Officer leaves foreigners with a good impression of police
As an increasing number of foreigners travel, invest or work in Beijing, police officers are feeling the weight of more complex challenges at work.
Hu Xin, 35, an officer in Xicheng district in Beijing, is one who has faced the potential for misunderstandings due to language and cultural differences. In doing so, he has won respect and gratitude from foreigners during years of service.
“As police officers handling cases related to foreigners, we represent China,” Hu said.
“At no time should we be hasty, angry or rude as officers,” he said. “We use polite language to show both humor and stateliness with manners.”
Hu graduated from Beijing International Studies University in 2005 and joined the police force that July, realizing a dream of his since he was a boy.
His studies and interests were perfectly suited for the job of an officer with English language skills.

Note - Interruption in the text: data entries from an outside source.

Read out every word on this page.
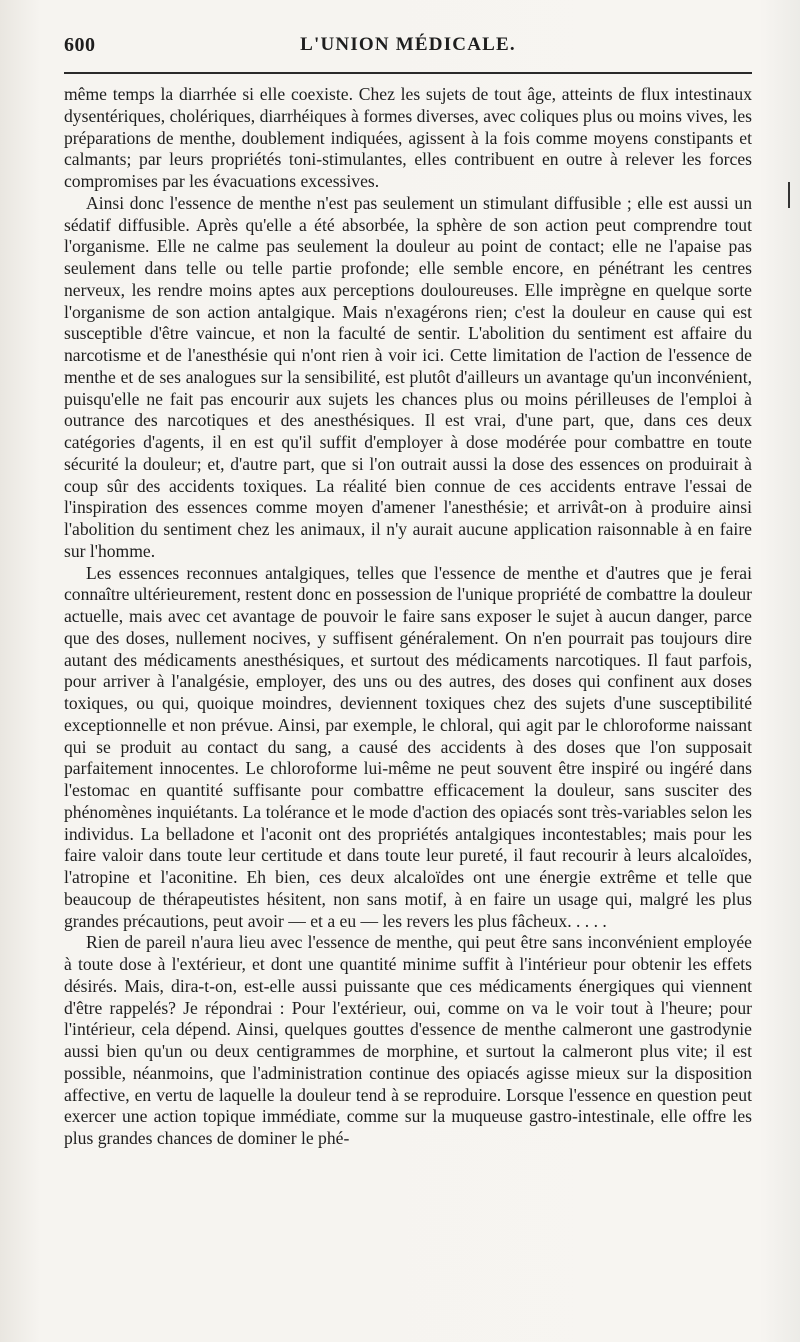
600	L'UNION MÉDICALE.

même temps la diarrhée si elle coexiste. Chez les sujets de tout âge, atteints de flux intestinaux dysentériques, cholériques, diarrhéiques à formes diverses, avec coliques plus ou moins vives, les préparations de menthe, doublement indiquées, agissent à la fois comme moyens constipants et calmants; par leurs propriétés toni-stimulantes, elles contribuent en outre à relever les forces compromises par les évacuations excessives.

Ainsi donc l'essence de menthe n'est pas seulement un stimulant diffusible ; elle est aussi un sédatif diffusible. Après qu'elle a été absorbée, la sphère de son action peut comprendre tout l'organisme. Elle ne calme pas seulement la douleur au point de contact; elle ne l'apaise pas seulement dans telle ou telle partie profonde; elle semble encore, en pénétrant les centres nerveux, les rendre moins aptes aux perceptions douloureuses. Elle imprègne en quelque sorte l'organisme de son action antalgique. Mais n'exagérons rien; c'est la douleur en cause qui est susceptible d'être vaincue, et non la faculté de sentir. L'abolition du sentiment est affaire du narcotisme et de l'anesthésie qui n'ont rien à voir ici. Cette limitation de l'action de l'essence de menthe et de ses analogues sur la sensibilité, est plutôt d'ailleurs un avantage qu'un inconvénient, puisqu'elle ne fait pas encourir aux sujets les chances plus ou moins périlleuses de l'emploi à outrance des narcotiques et des anesthésiques. Il est vrai, d'une part, que, dans ces deux catégories d'agents, il en est qu'il suffit d'employer à dose modérée pour combattre en toute sécurité la douleur; et, d'autre part, que si l'on outrait aussi la dose des essences on produirait à coup sûr des accidents toxiques. La réalité bien connue de ces accidents entrave l'essai de l'inspiration des essences comme moyen d'amener l'anesthésie; et arrivât-on à produire ainsi l'abolition du sentiment chez les animaux, il n'y aurait aucune application raisonnable à en faire sur l'homme.

Les essences reconnues antalgiques, telles que l'essence de menthe et d'autres que je ferai connaître ultérieurement, restent donc en possession de l'unique propriété de combattre la douleur actuelle, mais avec cet avantage de pouvoir le faire sans exposer le sujet à aucun danger, parce que des doses, nullement nocives, y suffisent généralement. On n'en pourrait pas toujours dire autant des médicaments anesthésiques, et surtout des médicaments narcotiques. Il faut parfois, pour arriver à l'analgésie, employer, des uns ou des autres, des doses qui confinent aux doses toxiques, ou qui, quoique moindres, deviennent toxiques chez des sujets d'une susceptibilité exceptionnelle et non prévue. Ainsi, par exemple, le chloral, qui agit par le chloroforme naissant qui se produit au contact du sang, a causé des accidents à des doses que l'on supposait parfaitement innocentes. Le chloroforme lui-même ne peut souvent être inspiré ou ingéré dans l'estomac en quantité suffisante pour combattre efficacement la douleur, sans susciter des phénomènes inquiétants. La tolérance et le mode d'action des opiacés sont très-variables selon les individus. La belladone et l'aconit ont des propriétés antalgiques incontestables; mais pour les faire valoir dans toute leur certitude et dans toute leur pureté, il faut recourir à leurs alcaloïdes, l'atropine et l'aconitine. Eh bien, ces deux alcaloïdes ont une énergie extrême et telle que beaucoup de thérapeutistes hésitent, non sans motif, à en faire un usage qui, malgré les plus grandes précautions, peut avoir — et a eu — les revers les plus fâcheux. . . . .

Rien de pareil n'aura lieu avec l'essence de menthe, qui peut être sans inconvénient employée à toute dose à l'extérieur, et dont une quantité minime suffit à l'intérieur pour obtenir les effets désirés. Mais, dira-t-on, est-elle aussi puissante que ces médicaments énergiques qui viennent d'être rappelés? Je répondrai : Pour l'extérieur, oui, comme on va le voir tout à l'heure; pour l'intérieur, cela dépend. Ainsi, quelques gouttes d'essence de menthe calmeront une gastrodynie aussi bien qu'un ou deux centigrammes de morphine, et surtout la calmeront plus vite; il est possible, néanmoins, que l'administration continue des opiacés agisse mieux sur la disposition affective, en vertu de laquelle la douleur tend à se reproduire. Lorsque l'essence en question peut exercer une action topique immédiate, comme sur la muqueuse gastro-intestinale, elle offre les plus grandes chances de dominer le phé-
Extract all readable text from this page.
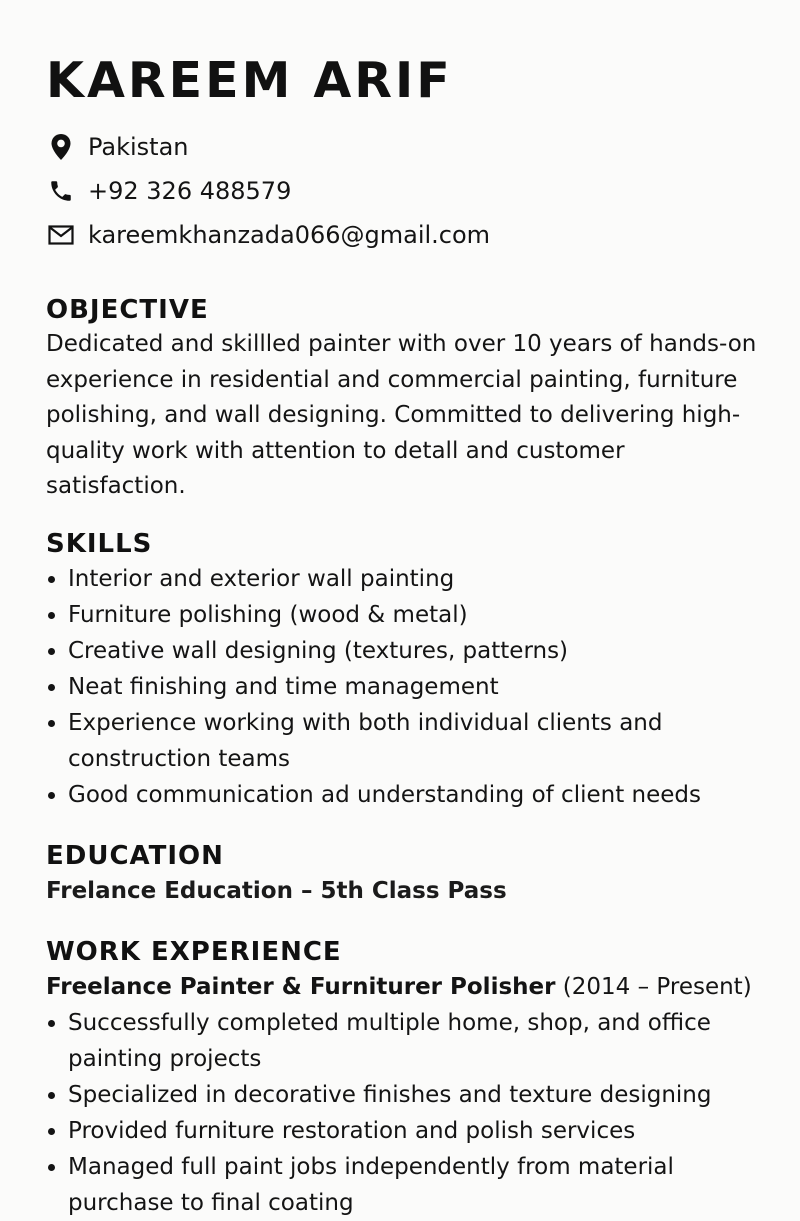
KAREEM ARIF
Pakistan
+92 326 488579
kareemkhanzada066@gmail.com
OBJECTIVE

Dedicated and skillled painter with over 10 years of hands-on

experience in residential and commercial painting, furniture

polishing, and wall designing. Committed to delivering high-

quality work with attention to detall and customer satisfaction.

SKILLS
Interior and exterior wall painting
Furniture polishing (wood & metal)
Creative wall designing (textures, patterns)
Neat finishing and time management
Experience working with both individual clients and construction teams
Good communication ad understanding of client needs
EDUCATION
Frelance Education – 5th Class Pass
WORK EXPERIENCE
Freelance Painter & Furniturer Polisher (2014 – Present)
Successfully completed multiple home, shop, and office painting projects
Specialized in decorative finishes and texture designing
Provided furniture restoration and polish services
Managed full paint jobs independently from material purchase to final coating
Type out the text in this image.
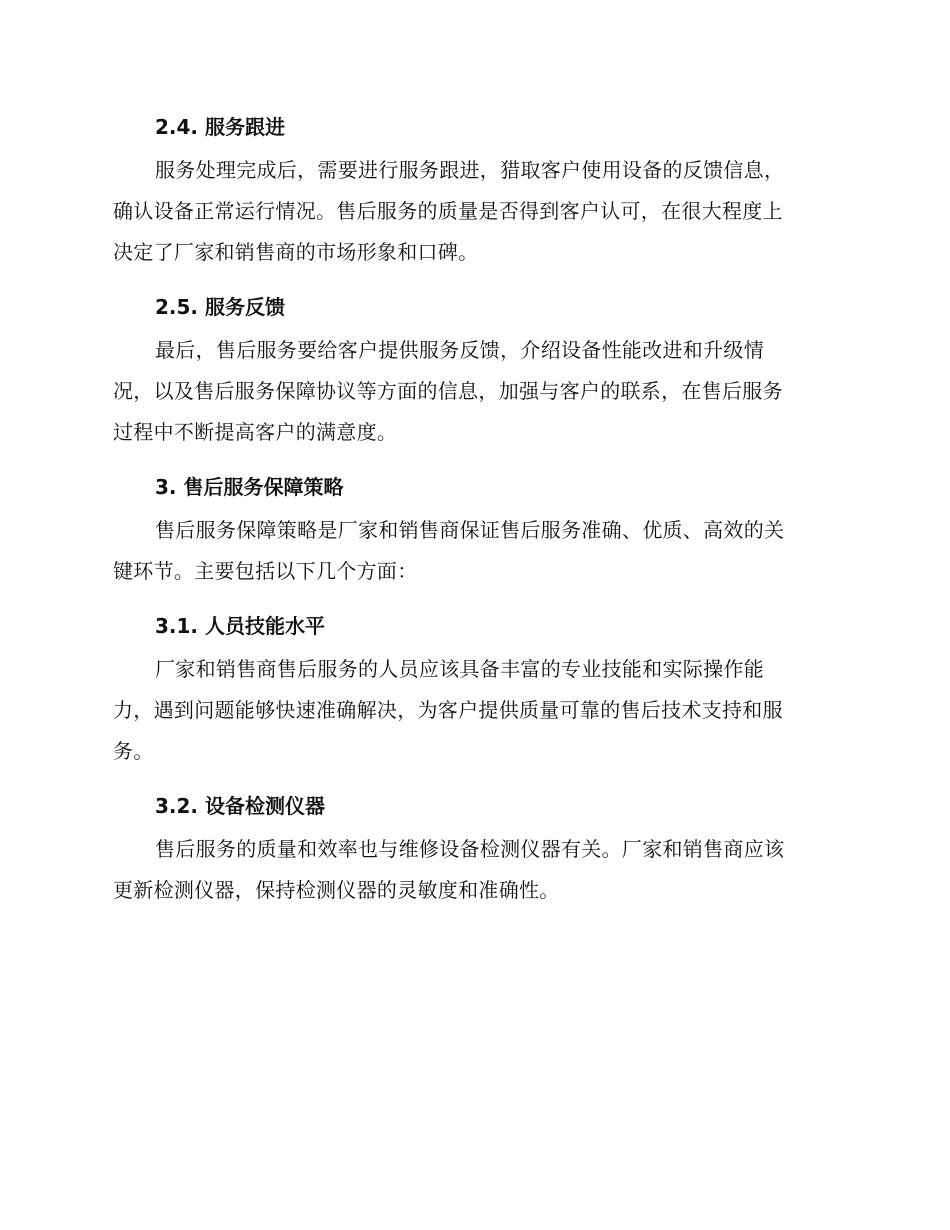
2.4. 服务跟进

服务处理完成后，需要进行服务跟进，猎取客户使用设备的反馈信息，
确认设备正常运行情况。售后服务的质量是否得到客户认可，在很大程度上
决定了厂家和销售商的市场形象和口碑。

2.5. 服务反馈

最后，售后服务要给客户提供服务反馈，介绍设备性能改进和升级情
况，以及售后服务保障协议等方面的信息，加强与客户的联系，在售后服务
过程中不断提高客户的满意度。

3. 售后服务保障策略

售后服务保障策略是厂家和销售商保证售后服务准确、优质、高效的关
键环节。主要包括以下几个方面：

3.1. 人员技能水平

厂家和销售商售后服务的人员应该具备丰富的专业技能和实际操作能
力，遇到问题能够快速准确解决，为客户提供质量可靠的售后技术支持和服
务。

3.2. 设备检测仪器

售后服务的质量和效率也与维修设备检测仪器有关。厂家和销售商应该
更新检测仪器，保持检测仪器的灵敏度和准确性。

His skills are often put to the test. Several months ago, a foreign business executive was detained and taken to Hu’s office because of crashing into others’ cars in the street after drinking. ACTION IN A NEW ERA
During the investigation, he said to Hu, “Do you know who I am? I make cars. I’ve made great contributions to society. Do you know how many cars I have made?”
The executive was a senior official of a car manufacturing company in Europe.
Hu replied in fluent English, “No, but what interests me is how many cars you’ve crashed into.” The man, stunned, was left speechless.
As he gained experience, Hu realized that the English he had learned at college was not adequate for the demands of the job.
He started to do research and collect materials for what he calls “police English” and extended his efforts to other foreign languages frequently encountered in China.
He said that several months later, he produced “a multilingual police handbook” with questions and answers in seven languages on situations police officers frequently encounter.
It was praised by his superiors as an effective tool to facilitate communication between police authorities and foreigners. The handbook has been in use since 2009.
After the success of the handbook, Hu set 2010 as his target for writing a book to help police across the nation deal with cases that involve foreign affairs.
He spent two hours during workdays and more than 10 hours during the weekends to do research for the book.
By the end of 2011, the book of over 300,000 words was published. It was the first book in the country focusing on the details of police usage of the English language.
Hu is continuing to push himself to learn, saying there is still a lot to do to help the police deal with issues involving foreign affairs.
“The number of foreigners keeps growing in Beijing, especially in Xicheng district,” he said. “We are now working on developing a mobile application to help officers communicate with foreigners instantly.”